A Look Inside Oak Ridge Lab's Supercomputing Facility 59
1sockchuck writes "Three of the world's most powerful supercomputers live in adjacent aisles within a single data center at Oak Ridge National Laboratory in Tennessee. Inside this facility, technicians are busy installing new GPUs into the Jaguar supercomputer, the final step in its transformation into a more powerful system that will be known as Titan. The Oak Ridge team expects the GPU-accelerated machine to reach 20 petaflops, which should make it the fastest supercomputer in the Top 500. Data Center Knowledge has a story and photos looking at this unique facility, which also houses the Kraken machine from the University of Tennessee and NOAA's Gaea supercomputer."
Topology matters more than GFLOPS (Score:5, Insightful)
I really, really wish articles would stop saying that computer X has Y GFLOPS. It's almost meaningless, because when you're dealing with that much CPU power, the real challenge is to make the communications topology match the computational topology. That is, you need the physical structure of the computer to be very similar to the structure of the problem you are working on. If you're doing parallel processing (and of course you are, for systems like this), then you need to be able to break your problem into chunks, and map each chunk to a processor. Some problems are more easily divided into chunks than other problems. (Go read up on the "parallel dwarves" for a description of how things can be divided up, if you're curious.)
I'll drill into an example. If you're doing a problem that can be spatially decomposed (fluid dynamics, molecular dynamics, etc.), then you can map regions of space to different processors. Then you run your simulation by having all the processors run for X time period (on your simulated timescale). At the end of the time period, each processor sends its results to its neighbors, and possibly to "far" neighbors if the forces exceed some threshold. In the worst case, every processor has to send a message to every other processor. Then, you run the simulation for the next time chunk. Depending on your data set, you may spend *FAR* more time sending the intermediate results between all the different processors than you do actually running the simulation. That's what I mean by matching the physical topology to the computational topology. In a system where the communications cost dominates the computation cost, then adding more processors usually doesn't help you *at all*, or can even slow down the entire system even more. So it's really meaningless to say "my cluster can do 500 GFLOPS", unless you are talking about the time that is actually spent doing productive simulation, not just time wasted waiting for communication.
Here's a (somewhat dumb) analogy. Let's say a Formula 1 race car can do a nominal 250 MPH. (The real number doesn't matter.) If you had 1000 F1 cars lined up, side by side, then how fast can you go? You're not going 250,000 MPH, that's for sure.
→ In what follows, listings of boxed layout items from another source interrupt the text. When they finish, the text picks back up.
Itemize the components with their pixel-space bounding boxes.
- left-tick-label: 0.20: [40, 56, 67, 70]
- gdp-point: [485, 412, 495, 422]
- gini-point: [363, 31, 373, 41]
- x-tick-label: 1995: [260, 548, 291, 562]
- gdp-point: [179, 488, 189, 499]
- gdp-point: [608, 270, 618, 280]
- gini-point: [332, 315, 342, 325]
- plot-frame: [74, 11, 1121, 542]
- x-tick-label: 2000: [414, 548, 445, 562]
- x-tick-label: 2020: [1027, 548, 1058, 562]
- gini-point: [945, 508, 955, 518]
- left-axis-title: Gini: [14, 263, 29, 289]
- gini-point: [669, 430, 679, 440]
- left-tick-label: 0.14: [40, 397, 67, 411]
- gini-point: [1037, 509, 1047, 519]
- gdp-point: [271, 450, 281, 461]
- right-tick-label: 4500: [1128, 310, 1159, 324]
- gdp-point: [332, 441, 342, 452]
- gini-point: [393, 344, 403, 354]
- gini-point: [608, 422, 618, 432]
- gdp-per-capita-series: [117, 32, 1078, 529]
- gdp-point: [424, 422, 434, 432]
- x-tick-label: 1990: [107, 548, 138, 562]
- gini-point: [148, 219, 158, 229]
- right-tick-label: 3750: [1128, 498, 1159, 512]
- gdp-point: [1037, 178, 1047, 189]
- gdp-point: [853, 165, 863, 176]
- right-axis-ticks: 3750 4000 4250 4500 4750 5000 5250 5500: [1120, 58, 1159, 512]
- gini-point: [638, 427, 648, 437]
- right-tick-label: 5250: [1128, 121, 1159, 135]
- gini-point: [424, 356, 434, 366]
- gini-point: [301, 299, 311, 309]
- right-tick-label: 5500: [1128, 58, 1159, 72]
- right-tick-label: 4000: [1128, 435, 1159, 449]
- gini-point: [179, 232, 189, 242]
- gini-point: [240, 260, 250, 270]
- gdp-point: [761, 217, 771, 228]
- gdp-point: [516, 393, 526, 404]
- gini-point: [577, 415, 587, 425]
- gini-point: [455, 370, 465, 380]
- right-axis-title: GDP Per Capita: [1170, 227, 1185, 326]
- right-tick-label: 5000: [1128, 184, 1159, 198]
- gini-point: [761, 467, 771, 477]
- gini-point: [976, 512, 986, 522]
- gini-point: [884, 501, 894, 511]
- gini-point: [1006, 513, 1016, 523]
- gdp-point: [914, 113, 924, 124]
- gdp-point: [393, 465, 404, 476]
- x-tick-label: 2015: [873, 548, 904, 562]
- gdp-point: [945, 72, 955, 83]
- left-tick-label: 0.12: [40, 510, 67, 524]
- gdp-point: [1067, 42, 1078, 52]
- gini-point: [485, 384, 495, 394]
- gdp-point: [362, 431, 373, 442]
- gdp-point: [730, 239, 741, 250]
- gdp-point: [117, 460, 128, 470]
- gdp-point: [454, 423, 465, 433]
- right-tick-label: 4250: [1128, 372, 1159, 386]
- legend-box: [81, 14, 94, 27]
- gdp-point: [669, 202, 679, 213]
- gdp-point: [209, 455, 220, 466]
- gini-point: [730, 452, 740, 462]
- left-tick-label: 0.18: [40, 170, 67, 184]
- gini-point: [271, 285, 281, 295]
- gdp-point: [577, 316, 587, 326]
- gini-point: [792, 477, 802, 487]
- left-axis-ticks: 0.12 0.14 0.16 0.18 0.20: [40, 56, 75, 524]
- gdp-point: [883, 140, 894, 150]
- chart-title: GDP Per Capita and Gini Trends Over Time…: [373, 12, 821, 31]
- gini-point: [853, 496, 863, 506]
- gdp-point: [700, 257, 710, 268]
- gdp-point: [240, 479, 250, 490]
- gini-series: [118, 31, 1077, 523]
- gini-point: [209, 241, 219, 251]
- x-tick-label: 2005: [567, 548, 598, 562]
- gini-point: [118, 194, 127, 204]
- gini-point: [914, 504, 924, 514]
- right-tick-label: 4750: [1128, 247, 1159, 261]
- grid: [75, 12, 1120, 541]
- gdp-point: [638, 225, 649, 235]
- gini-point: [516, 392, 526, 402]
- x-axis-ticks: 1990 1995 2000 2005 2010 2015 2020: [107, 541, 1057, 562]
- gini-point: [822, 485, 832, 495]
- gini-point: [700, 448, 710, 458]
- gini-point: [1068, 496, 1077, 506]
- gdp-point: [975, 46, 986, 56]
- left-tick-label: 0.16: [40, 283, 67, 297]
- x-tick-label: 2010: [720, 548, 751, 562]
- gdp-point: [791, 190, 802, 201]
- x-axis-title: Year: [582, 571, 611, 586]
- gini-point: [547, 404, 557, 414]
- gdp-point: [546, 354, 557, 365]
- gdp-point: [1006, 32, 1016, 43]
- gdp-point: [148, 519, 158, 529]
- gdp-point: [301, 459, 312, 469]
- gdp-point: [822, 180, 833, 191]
I'm not saying that this is not a real advance in supercomputing. What I am saying, is that you cannot measure the performance of any supercomputer with a single GFLOPS number. It's not an apples-to-apples comparison, unless you really are working on the exact same problem (like molecular dynamics). And in that case, you need some unit of measurement that is specific to that kind of problem. Maybe for molecular dynamics you could quantify the number of atoms being simulated, the average bond count, the length of time in every "tick" (the simulation time unit). THEN you could talk about how many of that unit your system can do, per second, rather than a meaningless number like GFLOPS.